Friday, September 10, 2021

From History, We Learn

  In Celtic cultures, harsh material conditions made cooperation a necessity rather than a choice, in order to survive. Fishing and subsistence farming was the mainstay of communities. The land was held in common. Each family was allocated a field – the size and needs of the family determined the size of the field. Field ownership was not permanent but changed over time according to need. Peat was also held in common and allocated on the same basis. Fishing was organised on a communal basis. There were very little monetary relations between members of the Celtic communities. People were bound to each other by close ties of clanship and interdependence. Co-operation was at the core of all activity. Collective decisions were made at people’s assemblies where the issues concerning the community were discussed. Votes were not taken but issues were discussed until a consensus was reached.

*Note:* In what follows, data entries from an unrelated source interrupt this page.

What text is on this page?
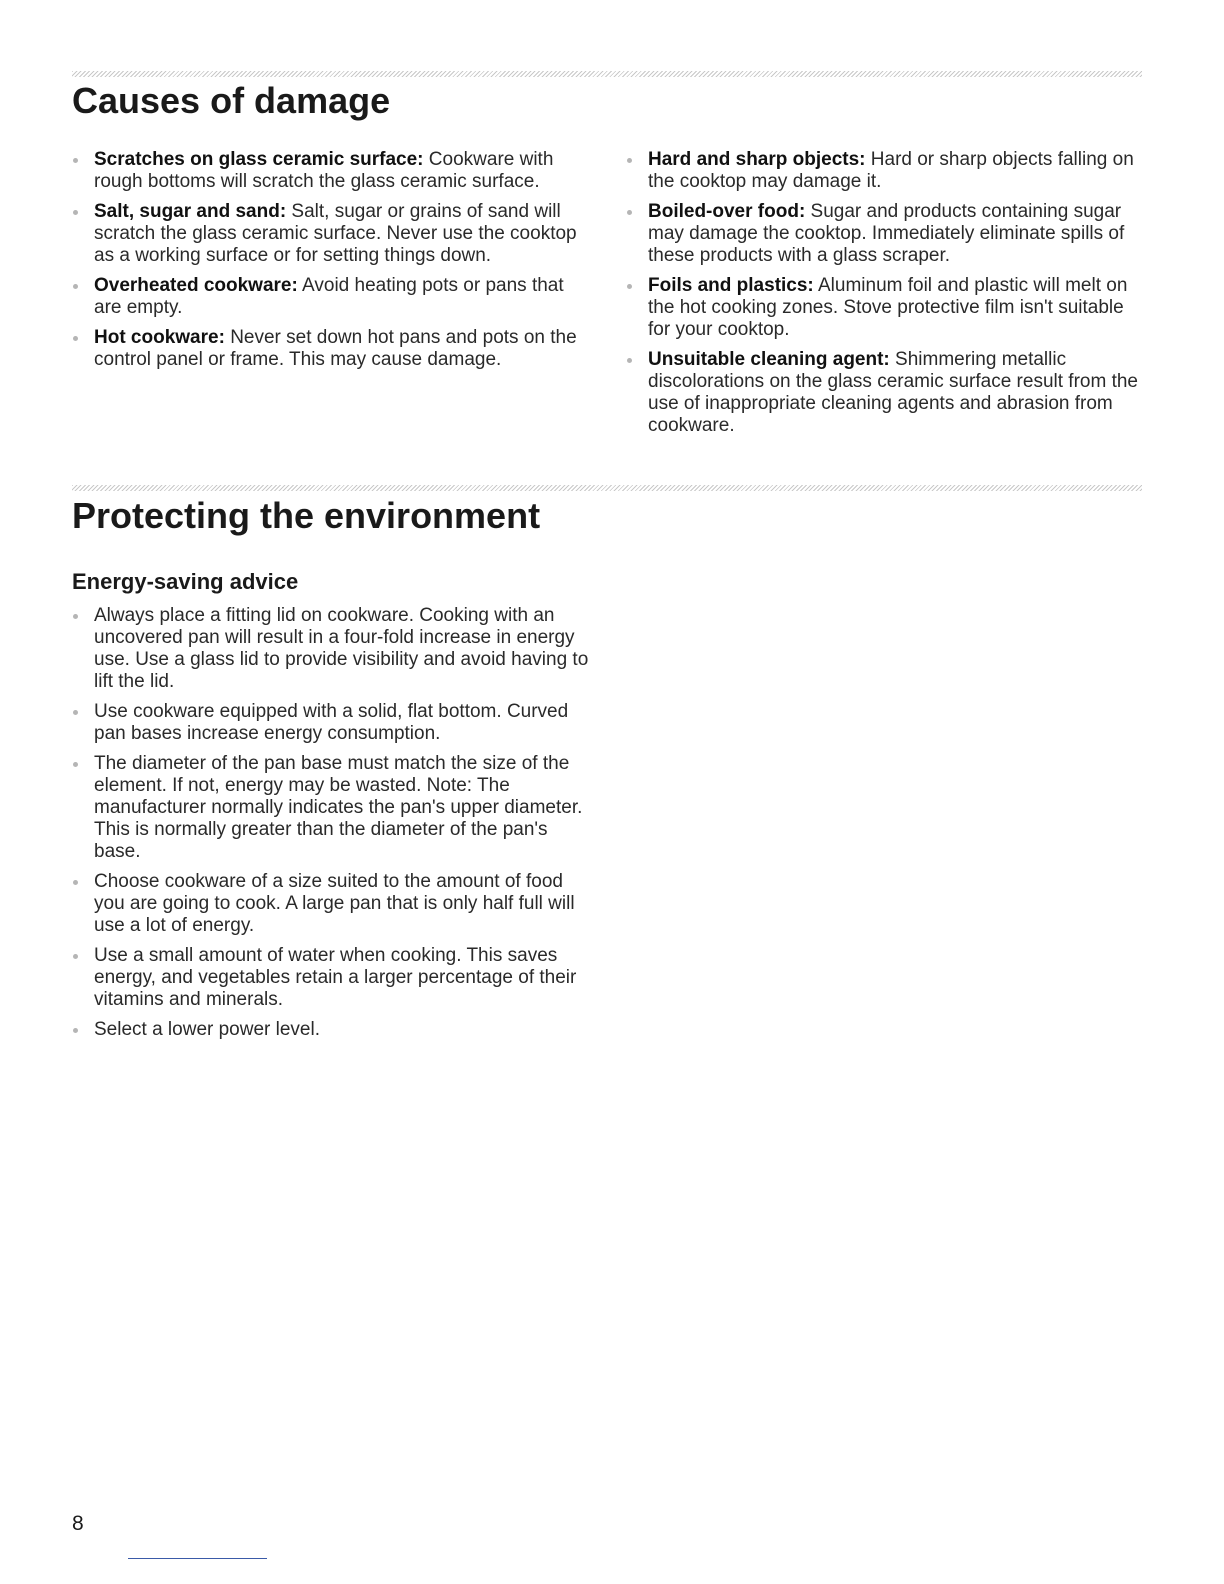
Causes of damage
Scratches on glass ceramic surface: Cookware with rough bottoms will scratch the glass ceramic surface.
Salt, sugar and sand: Salt, sugar or grains of sand will scratch the glass ceramic surface. Never use the cooktop as a working surface or for setting things down.
Overheated cookware: Avoid heating pots or pans that are empty.
Hot cookware: Never set down hot pans and pots on the control panel or frame. This may cause damage.
Hard and sharp objects: Hard or sharp objects falling on the cooktop may damage it.
Boiled-over food: Sugar and products containing sugar may damage the cooktop. Immediately eliminate spills of these products with a glass scraper.
Foils and plastics: Aluminum foil and plastic will melt on the hot cooking zones. Stove protective film isn't suitable for your cooktop.
Unsuitable cleaning agent: Shimmering metallic discolorations on the glass ceramic surface result from the use of inappropriate cleaning agents and abrasion from cookware.
Protecting the environment
Energy-saving advice
Always place a fitting lid on cookware. Cooking with an uncovered pan will result in a four-fold increase in energy use. Use a glass lid to provide visibility and avoid having to lift the lid.
Use cookware equipped with a solid, flat bottom. Curved pan bases increase energy consumption.
The diameter of the pan base must match the size of the element. If not, energy may be wasted. Note: The manufacturer normally indicates the pan's upper diameter. This is normally greater than the diameter of the pan's base.
Choose cookware of a size suited to the amount of food you are going to cook. A large pan that is only half full will use a lot of energy.
Use a small amount of water when cooking. This saves energy, and vegetables retain a larger percentage of their vitamins and minerals.
Select a lower power level.
8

 Socialists have used the term primitive communism to describe these pre-class societies. There was no division of goods based on a top-down hierarchy. Rather, it was a society of mutual aid supporting and sustaining real humanity.


In the modern age, clans are associated with poverty and backwardness. The Georgian and Victorian generations appropriated a romantic sanitised version of the clan traditions of bagpipes, tartan and kilts. 


The time came when people saw in the newspapers things they were unable to make themselves and had to buy. To obtain them, money was needed, and all they had to sell was their labour-power. Their communal way of life was gone


Yet the past gives us an insight into the future – how people freed from the oppression of class society might live their lives – but this time in an age of plenty.